We Facebook, we blog, we tweet—all to keep up our flow of words. Words represent us, and words connect us with others. Connection is part of God’s big plan, of course. God uses words to connect people and creation to himself. We use words for the same purposes—except often our words seem particularly ineffective. And social media turns up the volume on those words—for good or ill.
God’s First Tweet: How Words Work
Had God been on Twitter, his first tweet might have been these nineteen characters (at least in English): “Let there be light.” And there was light. Cause and effect. God spoke stuff into existence, and again, and again, until the earth was populated with hills, horses, humans, and Hosta (and everything else). So that’s how words work: say something and it gets done.
Throughout Genesis, God also used words to pass information to His creation. God informed Abraham that he would bless him so he would become a great nation and in turn bless others. Abraham got the message and believed. So words can work this way, too: we load a sentence with information, then pass it to someone who unloads the information and uses it for their purpose. Lives get changed as information passes between people via words.
And a word is effective when lived out—John describes Jesus as “the Word,” who went on to accomplish salvation and redemption, and the world itself could not contain all the books about what Jesus did. So our words are also effective when we give them “legs”—rather than requiring us to preach all the time, our words work best when they act in the world, the way Jesus did: healing, teaching, confronting hypocrisy and simply being the Word.
When Words Don’t Work
Yet even a toddler quickly understands that not all of her requests will be granted. And anyone who has tried to give verbal driving directions to someone from out of town knows how tortuous the path that meaning takes can be. Even the living Word was not always effective: Jesus came to his own, but his own would not receive him.
But rather than ask how our words can be “effective,” we ought to be asking how our words can be both faithful and redeemed. Two ways God uses words lend themselves to faithful and redeemed use of social media: God used words to reveal himself, and God used words to build up communities.
Self-Disclosure
God’s words give us specific knowledge of him that shapes us as individuals, as well as our communities. When we’re using words—particularly in mediums such as Twitter—we do best when our words reveal something about ourselves (as opposed to those early, self-absorbed tweets that proclaim, “I’m sitting on the couch!”). Our words should honestly frame who we are—shortcomings and all. Self-disclosure helps us connect with one another and give without expecting something in return.

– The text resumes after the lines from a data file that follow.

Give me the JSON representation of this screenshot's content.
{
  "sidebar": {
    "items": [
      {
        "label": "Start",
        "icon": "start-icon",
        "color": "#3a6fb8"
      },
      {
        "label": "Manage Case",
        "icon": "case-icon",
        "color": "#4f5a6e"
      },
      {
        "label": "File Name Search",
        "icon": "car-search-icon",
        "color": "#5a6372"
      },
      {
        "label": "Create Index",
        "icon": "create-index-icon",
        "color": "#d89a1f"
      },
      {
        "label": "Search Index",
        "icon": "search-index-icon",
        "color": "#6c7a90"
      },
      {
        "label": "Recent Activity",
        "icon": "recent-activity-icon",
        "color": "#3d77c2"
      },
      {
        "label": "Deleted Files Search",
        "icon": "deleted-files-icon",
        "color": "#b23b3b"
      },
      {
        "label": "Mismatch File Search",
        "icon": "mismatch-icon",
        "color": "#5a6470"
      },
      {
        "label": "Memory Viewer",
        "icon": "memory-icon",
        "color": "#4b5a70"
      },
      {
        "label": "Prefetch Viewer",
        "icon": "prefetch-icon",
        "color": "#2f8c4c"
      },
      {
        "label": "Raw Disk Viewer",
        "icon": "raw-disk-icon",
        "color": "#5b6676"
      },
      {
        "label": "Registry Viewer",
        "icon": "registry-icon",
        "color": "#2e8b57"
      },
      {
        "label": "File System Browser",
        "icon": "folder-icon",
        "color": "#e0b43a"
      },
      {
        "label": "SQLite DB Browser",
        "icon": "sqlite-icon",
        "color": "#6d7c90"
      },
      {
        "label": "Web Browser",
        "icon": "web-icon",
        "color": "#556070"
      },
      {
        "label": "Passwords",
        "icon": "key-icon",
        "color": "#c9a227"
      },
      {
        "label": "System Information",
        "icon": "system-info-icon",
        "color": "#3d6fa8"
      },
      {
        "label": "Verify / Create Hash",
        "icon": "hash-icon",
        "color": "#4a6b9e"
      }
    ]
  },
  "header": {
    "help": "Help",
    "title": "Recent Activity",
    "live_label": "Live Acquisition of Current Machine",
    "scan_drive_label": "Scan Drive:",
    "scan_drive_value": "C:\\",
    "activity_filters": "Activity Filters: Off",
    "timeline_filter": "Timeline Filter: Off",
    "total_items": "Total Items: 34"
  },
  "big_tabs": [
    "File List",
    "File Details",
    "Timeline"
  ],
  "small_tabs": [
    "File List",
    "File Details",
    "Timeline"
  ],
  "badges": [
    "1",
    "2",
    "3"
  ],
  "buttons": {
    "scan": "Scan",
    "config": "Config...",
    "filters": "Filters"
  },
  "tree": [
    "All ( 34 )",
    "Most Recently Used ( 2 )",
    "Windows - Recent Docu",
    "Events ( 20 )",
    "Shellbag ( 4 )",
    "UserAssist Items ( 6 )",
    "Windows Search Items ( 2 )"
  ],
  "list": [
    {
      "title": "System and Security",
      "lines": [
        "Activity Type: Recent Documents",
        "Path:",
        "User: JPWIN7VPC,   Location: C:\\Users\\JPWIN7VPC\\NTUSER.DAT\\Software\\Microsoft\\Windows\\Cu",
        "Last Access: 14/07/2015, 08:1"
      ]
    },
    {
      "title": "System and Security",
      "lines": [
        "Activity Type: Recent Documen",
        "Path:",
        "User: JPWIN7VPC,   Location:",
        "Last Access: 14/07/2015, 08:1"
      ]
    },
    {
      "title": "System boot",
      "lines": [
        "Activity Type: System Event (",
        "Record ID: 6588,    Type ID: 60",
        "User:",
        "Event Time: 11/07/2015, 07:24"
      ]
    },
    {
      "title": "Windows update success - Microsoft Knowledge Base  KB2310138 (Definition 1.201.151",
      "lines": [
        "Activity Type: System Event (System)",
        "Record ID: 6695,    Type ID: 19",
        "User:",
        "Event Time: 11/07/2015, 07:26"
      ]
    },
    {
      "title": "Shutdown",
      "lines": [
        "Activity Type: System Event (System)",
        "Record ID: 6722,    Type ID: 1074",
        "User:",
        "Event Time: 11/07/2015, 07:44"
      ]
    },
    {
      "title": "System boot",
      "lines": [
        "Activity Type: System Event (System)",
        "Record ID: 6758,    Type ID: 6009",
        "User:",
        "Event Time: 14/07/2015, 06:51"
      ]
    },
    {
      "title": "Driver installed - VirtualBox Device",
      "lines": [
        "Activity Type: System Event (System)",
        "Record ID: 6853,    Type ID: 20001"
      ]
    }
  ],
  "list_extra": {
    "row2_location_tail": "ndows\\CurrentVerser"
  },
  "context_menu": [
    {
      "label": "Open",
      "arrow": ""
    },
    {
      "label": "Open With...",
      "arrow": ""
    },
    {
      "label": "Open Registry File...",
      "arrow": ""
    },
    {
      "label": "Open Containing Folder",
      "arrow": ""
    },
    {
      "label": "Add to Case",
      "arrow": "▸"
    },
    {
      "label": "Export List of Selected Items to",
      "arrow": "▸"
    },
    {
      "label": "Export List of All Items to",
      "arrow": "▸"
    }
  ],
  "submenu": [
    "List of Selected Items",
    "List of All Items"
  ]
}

The work of self-disclosure in social media is a bit like Paul’s compelling picture of Jesus’ self-sacrifice in Philippians 2:5-10, in which Jesus assumed the stature of a servant. Today technology gives us many opportunities for us to share ourselves in a raw, honest fashion, without a gatekeeper. If you read blogs and tweets, you know audiences gather around honest, authentic perspectives. Social media conversants seek authenticity and truth. And because they have Christ to model themselves after, Christians can excel here.
Community-Building
Using words to build others up is also something God did first, but not in the tired, self-esteem-y way (“I’m OK, you’re OK, we’re all winners”). God first began investing in Abraham long ago, and that single investment still pulls people into community today. In Romans, Paul showed how Christians are also grafted into Abraham’s story. God builds communities of people by offering himself and his son and inviting us to repent, receive mercy, and start living inside his lovingkindness. Every bit of God’s story is participatory and magnetic.

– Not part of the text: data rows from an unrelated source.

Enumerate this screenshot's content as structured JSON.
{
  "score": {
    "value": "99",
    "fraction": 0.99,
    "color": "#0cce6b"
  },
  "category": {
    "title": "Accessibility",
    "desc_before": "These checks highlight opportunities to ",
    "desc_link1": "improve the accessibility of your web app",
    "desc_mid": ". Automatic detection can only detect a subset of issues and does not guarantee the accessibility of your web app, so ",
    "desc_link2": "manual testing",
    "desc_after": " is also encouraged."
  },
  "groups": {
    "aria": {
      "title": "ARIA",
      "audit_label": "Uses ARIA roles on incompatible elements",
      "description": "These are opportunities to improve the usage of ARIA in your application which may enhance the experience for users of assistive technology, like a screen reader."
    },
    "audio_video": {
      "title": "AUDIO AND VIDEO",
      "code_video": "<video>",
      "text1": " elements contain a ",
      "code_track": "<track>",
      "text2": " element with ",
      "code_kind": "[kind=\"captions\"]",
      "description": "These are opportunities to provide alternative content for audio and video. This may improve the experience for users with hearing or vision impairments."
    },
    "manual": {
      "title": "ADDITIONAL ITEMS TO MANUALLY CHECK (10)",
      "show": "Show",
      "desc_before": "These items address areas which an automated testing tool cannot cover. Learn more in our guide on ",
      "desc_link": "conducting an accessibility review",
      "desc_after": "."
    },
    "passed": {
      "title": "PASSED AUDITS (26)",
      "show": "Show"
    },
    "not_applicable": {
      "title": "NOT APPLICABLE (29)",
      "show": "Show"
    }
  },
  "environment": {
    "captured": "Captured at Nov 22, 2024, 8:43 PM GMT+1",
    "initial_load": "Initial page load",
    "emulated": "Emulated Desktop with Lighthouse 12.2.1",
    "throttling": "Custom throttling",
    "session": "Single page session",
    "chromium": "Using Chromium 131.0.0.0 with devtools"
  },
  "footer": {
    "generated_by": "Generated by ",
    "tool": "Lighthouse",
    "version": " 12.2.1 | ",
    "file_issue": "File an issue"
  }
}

Likewise, our own efforts at community-building work best when they involve telling stories that pull on others. Stories help define who we are and what we are about. Good preachers do this every Sunday, helping congregations understand their place in the universe; people who use and manage social media also must learn which stories pull others in, and which stories help turn consumers into brand advocates. Christians working in and using social media have the opportunity to fully understand and integrate stories that help build communities.
Effective, Redeemed Tweets
Negative rants and complaints, while cathartic, are rarely part of faithful and redemptive communication. Honest self-disclosure and story-telling with God’s story at centre stage is the stuff of community-building. And, interestingly, social media rewards self-disclosure and community-building. By contrast, those who read and interact with blogs tend to ignore or penalize those who force old-school monologues onto their target audiences. That’s because social media is not just about publishing messages—it’s about the conversation.